A questão do fim da privacidade em um mundo cada vez mais tecnologizado é o tema central do filme O Círculo, sobre uma organização dirigida por Eamon Bailey (Tom Hanks), um empresário sem escrúpulos e acusado de violar a Lei Antitruste, que limita o poder monopolístico em setores da economia. A empresa tem como  principal produto o SeeChange, uma pequena câmera digital que permite aos usuários compartilharem detalhes de suas vidas com o mundo e em tempo real, colocando a cheque a sua privacidade e a sua vida particular.

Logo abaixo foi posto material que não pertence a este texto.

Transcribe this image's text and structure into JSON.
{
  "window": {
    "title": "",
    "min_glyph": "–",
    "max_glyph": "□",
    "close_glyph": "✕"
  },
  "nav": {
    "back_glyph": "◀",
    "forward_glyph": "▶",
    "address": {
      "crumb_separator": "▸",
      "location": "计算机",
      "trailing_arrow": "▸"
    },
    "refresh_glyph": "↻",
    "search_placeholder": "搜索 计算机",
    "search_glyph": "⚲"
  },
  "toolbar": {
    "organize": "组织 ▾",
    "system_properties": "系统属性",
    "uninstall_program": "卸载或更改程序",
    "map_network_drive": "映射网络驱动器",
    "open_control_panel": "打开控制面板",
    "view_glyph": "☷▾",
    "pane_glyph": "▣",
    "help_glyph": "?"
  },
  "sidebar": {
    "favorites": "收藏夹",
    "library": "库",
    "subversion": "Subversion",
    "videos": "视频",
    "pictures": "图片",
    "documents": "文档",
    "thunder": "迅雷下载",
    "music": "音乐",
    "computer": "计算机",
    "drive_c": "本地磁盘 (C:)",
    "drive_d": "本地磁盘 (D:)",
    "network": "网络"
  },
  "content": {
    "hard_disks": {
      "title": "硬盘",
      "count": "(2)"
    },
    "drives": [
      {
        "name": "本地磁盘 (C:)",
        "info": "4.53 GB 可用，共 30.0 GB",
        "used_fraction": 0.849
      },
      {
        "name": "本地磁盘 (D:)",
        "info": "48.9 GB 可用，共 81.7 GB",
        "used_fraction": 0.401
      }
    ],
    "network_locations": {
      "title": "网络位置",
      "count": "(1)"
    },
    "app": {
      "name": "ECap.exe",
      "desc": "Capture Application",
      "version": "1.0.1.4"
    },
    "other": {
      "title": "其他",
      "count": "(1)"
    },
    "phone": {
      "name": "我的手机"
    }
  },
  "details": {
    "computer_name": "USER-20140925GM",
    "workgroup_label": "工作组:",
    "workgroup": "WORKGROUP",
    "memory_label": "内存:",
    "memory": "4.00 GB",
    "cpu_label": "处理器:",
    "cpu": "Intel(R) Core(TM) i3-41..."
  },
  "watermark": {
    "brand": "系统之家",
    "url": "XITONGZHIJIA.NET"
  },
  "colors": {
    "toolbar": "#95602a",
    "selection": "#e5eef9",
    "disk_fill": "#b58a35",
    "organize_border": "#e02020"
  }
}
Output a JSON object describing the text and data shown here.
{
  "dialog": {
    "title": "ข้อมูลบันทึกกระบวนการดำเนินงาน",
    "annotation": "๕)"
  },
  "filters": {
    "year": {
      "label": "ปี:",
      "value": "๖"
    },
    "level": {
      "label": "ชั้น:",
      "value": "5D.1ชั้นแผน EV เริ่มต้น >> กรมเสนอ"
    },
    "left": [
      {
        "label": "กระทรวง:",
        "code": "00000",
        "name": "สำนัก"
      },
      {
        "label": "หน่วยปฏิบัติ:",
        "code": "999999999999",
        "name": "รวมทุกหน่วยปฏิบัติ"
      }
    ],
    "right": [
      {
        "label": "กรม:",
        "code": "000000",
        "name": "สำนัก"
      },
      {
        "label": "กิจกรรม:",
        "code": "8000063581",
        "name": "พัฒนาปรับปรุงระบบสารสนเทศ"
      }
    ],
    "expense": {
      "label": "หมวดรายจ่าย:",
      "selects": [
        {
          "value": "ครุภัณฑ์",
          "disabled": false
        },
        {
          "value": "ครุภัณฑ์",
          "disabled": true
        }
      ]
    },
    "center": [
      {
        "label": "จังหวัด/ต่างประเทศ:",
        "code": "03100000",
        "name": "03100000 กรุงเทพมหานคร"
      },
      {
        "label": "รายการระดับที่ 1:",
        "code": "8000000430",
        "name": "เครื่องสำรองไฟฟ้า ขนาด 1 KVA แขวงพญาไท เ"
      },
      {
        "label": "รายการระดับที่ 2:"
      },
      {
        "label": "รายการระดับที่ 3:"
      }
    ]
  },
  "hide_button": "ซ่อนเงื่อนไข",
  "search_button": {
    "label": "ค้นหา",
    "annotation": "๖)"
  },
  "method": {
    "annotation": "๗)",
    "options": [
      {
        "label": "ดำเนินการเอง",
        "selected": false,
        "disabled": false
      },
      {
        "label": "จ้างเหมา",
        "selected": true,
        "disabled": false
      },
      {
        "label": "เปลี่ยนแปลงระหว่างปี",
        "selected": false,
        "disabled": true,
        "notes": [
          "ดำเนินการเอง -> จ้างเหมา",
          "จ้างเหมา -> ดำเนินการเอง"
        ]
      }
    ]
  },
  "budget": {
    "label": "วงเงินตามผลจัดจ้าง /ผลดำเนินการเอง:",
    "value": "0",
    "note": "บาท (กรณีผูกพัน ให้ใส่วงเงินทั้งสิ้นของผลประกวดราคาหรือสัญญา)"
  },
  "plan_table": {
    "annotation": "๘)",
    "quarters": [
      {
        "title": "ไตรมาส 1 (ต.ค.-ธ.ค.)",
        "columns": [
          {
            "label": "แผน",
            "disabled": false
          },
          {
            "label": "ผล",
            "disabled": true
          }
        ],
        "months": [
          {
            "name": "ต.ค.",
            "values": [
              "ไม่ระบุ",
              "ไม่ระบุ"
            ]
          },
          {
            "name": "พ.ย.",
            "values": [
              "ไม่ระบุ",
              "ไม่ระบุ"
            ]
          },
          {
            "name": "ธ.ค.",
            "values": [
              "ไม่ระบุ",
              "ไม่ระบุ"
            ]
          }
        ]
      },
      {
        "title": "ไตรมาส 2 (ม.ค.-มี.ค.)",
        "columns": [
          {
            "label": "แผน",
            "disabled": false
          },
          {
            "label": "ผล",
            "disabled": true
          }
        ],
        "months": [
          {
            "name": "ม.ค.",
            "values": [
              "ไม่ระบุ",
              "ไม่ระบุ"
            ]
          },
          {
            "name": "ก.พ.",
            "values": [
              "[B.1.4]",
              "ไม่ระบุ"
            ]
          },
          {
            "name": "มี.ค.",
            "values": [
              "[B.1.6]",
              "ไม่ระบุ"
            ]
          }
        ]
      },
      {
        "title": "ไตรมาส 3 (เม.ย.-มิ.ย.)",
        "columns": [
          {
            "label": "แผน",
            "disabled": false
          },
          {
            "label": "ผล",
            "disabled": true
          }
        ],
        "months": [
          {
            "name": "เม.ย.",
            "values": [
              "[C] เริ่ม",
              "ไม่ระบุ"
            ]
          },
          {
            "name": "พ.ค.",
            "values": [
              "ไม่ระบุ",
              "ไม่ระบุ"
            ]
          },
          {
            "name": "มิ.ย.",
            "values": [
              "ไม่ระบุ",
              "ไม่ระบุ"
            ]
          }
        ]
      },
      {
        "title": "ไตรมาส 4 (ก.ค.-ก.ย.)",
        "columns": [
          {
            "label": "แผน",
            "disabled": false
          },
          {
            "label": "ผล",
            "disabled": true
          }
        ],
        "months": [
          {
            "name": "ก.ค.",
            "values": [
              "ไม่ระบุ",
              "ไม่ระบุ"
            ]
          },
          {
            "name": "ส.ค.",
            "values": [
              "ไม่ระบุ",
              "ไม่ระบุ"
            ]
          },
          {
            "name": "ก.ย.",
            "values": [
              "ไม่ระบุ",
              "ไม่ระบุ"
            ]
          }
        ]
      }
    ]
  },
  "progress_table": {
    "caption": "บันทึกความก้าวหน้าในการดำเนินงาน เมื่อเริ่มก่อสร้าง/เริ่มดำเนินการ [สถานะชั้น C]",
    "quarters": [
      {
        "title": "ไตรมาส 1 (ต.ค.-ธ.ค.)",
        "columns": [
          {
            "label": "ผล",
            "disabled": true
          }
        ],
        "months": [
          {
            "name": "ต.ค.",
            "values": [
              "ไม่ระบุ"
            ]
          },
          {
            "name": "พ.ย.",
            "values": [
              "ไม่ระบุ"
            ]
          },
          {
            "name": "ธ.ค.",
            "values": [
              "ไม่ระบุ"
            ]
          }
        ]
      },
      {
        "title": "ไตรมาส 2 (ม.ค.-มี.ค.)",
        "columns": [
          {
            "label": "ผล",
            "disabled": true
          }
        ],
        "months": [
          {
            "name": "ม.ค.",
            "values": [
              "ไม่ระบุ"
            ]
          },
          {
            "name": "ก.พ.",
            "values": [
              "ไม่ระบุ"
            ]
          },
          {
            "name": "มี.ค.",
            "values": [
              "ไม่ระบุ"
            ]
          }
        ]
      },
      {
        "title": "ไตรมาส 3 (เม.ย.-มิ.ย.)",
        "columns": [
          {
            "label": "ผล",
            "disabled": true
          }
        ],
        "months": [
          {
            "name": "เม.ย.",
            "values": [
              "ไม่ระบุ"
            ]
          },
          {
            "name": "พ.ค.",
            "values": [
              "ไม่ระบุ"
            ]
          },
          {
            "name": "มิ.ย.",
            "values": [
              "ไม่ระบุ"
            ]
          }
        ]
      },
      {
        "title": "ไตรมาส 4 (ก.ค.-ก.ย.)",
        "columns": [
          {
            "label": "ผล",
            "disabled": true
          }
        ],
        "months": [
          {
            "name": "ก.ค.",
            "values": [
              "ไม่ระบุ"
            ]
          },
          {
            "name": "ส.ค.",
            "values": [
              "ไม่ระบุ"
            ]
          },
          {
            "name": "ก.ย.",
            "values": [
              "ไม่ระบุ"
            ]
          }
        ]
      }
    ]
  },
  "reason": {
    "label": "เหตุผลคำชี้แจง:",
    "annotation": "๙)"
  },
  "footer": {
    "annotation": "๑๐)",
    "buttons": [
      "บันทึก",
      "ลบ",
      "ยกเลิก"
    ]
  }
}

Tudo começa com Mae (Emma Watson), uma universitária com futuro promissor, que realiza o sonho de trabalhar naquela que é considerada maior empresa de tecnologia do mundo, O Círculo. Mas ela vê sua vida mudar completamente de ponta a cabeça ao ser  contratada pelo grupo econômico, o qual  passa a monitorar e documentar sua vida em tempo integral, sempre com cobranças crescentes e exigindo inclusive de sua maior participação em eventos noturnos e nos finais de semana.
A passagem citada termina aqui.